Patriarchalisch, aber nicht ökumenisch!

Schifft Rumäniens Orthodoxe Kirche sich auf den Härtekurs ein?

Ein Bild der törichten Jungfrauen gleich rechts im Seitenflügel nach dem Eintreten in die orthodoxe Hauptkathedrale Hermannstadts. Darunter der weise König Salomo. Riskiert die Orthodoxe Kirche Rumäniens, sich selbst von der Lebenswirklichkeit auszusperren? | Foto: der Verfasser

Betritt man das Institut für Ökumenische Forschung Hermannstadt (IÖFH), fällt auf, dass etwas nicht mehr so ist, wie es noch immer sein könnte und schon einmal war. Und das gerade in einer Zeit, wo Dr. Serafim Joant˛, dem rumänisch-orthodoxen Metropoliten von Deutschland, Zentral- und Nordeuropa, am 9. August 2021 der Abt-Emmanuel-Heufelder-Preis der bayerischen Benediktinerabtei Niederaltaich verliehen wurde. Rechnet man hinzu, dass Klaus Johannis am 22. Juli Patriarch Daniel Ciobotea zum 70. Geburtstag gratulierte und ihm die höchste Staatsauszeichnung Rumäniens zuerkannte, müssten doch im deutschen Hermannstadt und rumänischen Sibiu keine ökumenischen Schwierigkeiten zu vermelden sein. Wäre nur das Rechnen mit Glaube, Konfession und Kirche nichts Kontroverses. Seit Anfang August 2021 ist das IÖFH Geschichte.

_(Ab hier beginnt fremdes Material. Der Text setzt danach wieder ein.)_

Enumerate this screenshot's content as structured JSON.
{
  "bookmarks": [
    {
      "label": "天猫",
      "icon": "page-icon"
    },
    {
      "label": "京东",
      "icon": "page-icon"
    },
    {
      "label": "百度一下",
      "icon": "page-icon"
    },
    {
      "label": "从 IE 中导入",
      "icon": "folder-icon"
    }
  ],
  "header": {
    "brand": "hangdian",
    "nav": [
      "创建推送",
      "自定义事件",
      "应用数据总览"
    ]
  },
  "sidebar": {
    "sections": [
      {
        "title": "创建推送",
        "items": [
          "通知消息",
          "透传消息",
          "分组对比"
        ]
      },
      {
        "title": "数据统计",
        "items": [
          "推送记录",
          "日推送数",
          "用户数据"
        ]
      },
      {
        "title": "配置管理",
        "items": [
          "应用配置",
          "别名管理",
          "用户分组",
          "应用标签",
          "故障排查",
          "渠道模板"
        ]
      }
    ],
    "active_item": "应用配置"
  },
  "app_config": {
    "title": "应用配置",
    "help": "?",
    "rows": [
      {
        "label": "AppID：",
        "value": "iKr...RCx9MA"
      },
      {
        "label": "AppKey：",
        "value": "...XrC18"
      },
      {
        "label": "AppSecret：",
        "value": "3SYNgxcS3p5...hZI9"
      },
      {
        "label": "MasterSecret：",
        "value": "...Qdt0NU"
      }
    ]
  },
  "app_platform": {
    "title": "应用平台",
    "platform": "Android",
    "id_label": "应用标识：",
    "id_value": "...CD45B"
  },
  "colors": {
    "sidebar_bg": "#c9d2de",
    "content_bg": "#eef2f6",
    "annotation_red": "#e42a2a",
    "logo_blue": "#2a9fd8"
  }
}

Den Bücherstapeln auf den Tischen und der noch nicht gelöschten weißen Magnettafel im großen Vortragsraum mit seinen fast bis an die Decke reichenden Bibliotheksschränken haftet einen Monat vor Beginn des Hochschuljahres 2021/2022 der letzte Hauch einer Art Schockstarre an. Die erste Schreckwirkung scheint jedoch bereits überwunden. „Centrul de Cercetare Ecumenică Sibiu“ (CCES) hieß das IÖFH auf Rumänisch. Das Kürzel CCES war lange Zeit allseits geschätztes Markenzeichen. Dass der über 16 Jahre enthusiastisch betriebene Haussegen hier in der personell ganz offen ökumenisch besetzten Etage des Kultur- und Begegnungszentrums „Friedrich Teutsch“ der Evangelischen Kirche A.B. in Rumänien (EKR) etwas schief hängt, bedeutet eine Nachricht, die regional längst in aller Munde ist, aber von keiner Konfessionsgemeinschaft als positiv gewertet werden kann.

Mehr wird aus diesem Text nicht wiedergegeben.